Books

Weird Meta-Fiction

I’m still not back to 100 percent, but I have reached the point of illness at which I’m annoyed about not feeling up to doing things and the state of the house is bothering me (when I’m really sick, I’m too sick to care). Thinking is also kind of a challenge. I’m okay at absorbing information, but creating things takes more energy than I really have. Which means research reading!

I realized yesterday that I was reading an entire book to research a part of a character’s backstory that happens when he’s too young to remember it. So that means it’s probably going to be entirely offstage, unless he runs into someone who was there who can tell him about it. But I feel like having credible details might help at some point.

And I just thought of how it might apply to the present in the story, so maybe I’m not just over-researching minor details.

Anyway, I’ve also done some fiction reading, including an odd little book called The Murdstone Trilogy by Mal Peet. It’s basically an author’s wildest dream and biggest nightmare.

An award-winning young adult novelist is facing a career crisis when his latest book flops and his agent informs him that she can’t sell another one of his books about troubled teenage boys. But she could sell an epic fantasy. That what editors are demanding, and she might have hinted to one that he’s working on that sort of book. The problem is, he’s never even read that sort of thing. He checks a bunch of books out of the library, and he hates them.
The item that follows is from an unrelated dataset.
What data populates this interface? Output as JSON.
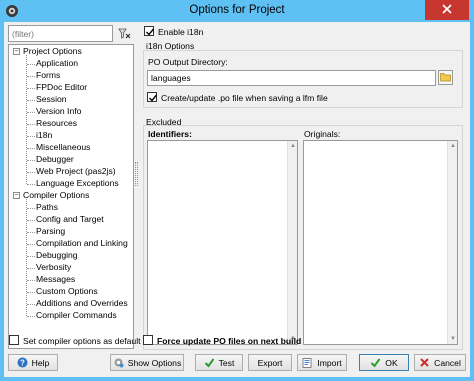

He’s sure he could do better, but he can’t think of any ideas. After an afternoon of drowning his woes in the pub, he pauses in his stagger home by the local standing stones, where he falls asleep and dreams a fantasy novel, complete with narrative. When he still remembers it upon waking, he hurries to write it down. It’s like transcribing rather than writing, it’s so easy. But then he reaches the end of the part he dreamed and has no idea what happens next. That’s when he’s approached by a strange little man — the narrator of the story — who offers to give him the rest of the story if he’ll help in a quest to retrieve an amulet of great power that’s been lost in this world. It seems easy enough, but then he needs a sequel …

As an author, I feel somewhat judged/targeted by this book, though I have the reverse situation, where what I want to write is fantasy and I’ve had editors ask if I can do a non-fantasy contemporary YA, but I don’t really like reading that and I have zero ideas. No mysterious teens have appeared in my life to dictate their stories to me, though.

I would say that this is an interesting read, but it’s not necessarily fun. The main character is a real jerk, so I have mixed feelings about what’s happening to him. It goes to some pretty dark places. I’m not sure what the author is trying to say about fantasy. I got this one in the goody bag at either the Nebula weekend or the World Fantasy convention, so I suppose it’s classified as fantasy, but it also gets in a lot of snark about fantasy. I can spot some of the things he’s mocking, and I don’t entirely disagree, but at the same time, I feel a bit judged about my reading taste.

The thing that I find interesting is the concept that a fantasy novel might be the real history of events in some other place — and you may or may not be able to trust the person telling the story. We’re used to thinking of the primary viewpoint characters as the protagonists, the good guys, but is that just because we’re seeing things from their perspective? As a writer, I’ve had a few books that felt like I was transcribing dictation. I didn’t feel like I had to make many decisions or figure out what to do next. I just typed the words that were flowing. Were those being fed to me by some other dimension?

I suppose you could say I recommend this if you’re intrigued by meta fiction and have read enough fantasy to get the satire. I’m not sure how this would play to anyone else. I’m glad I read it, but I don’t think I’ll be keeping my copy.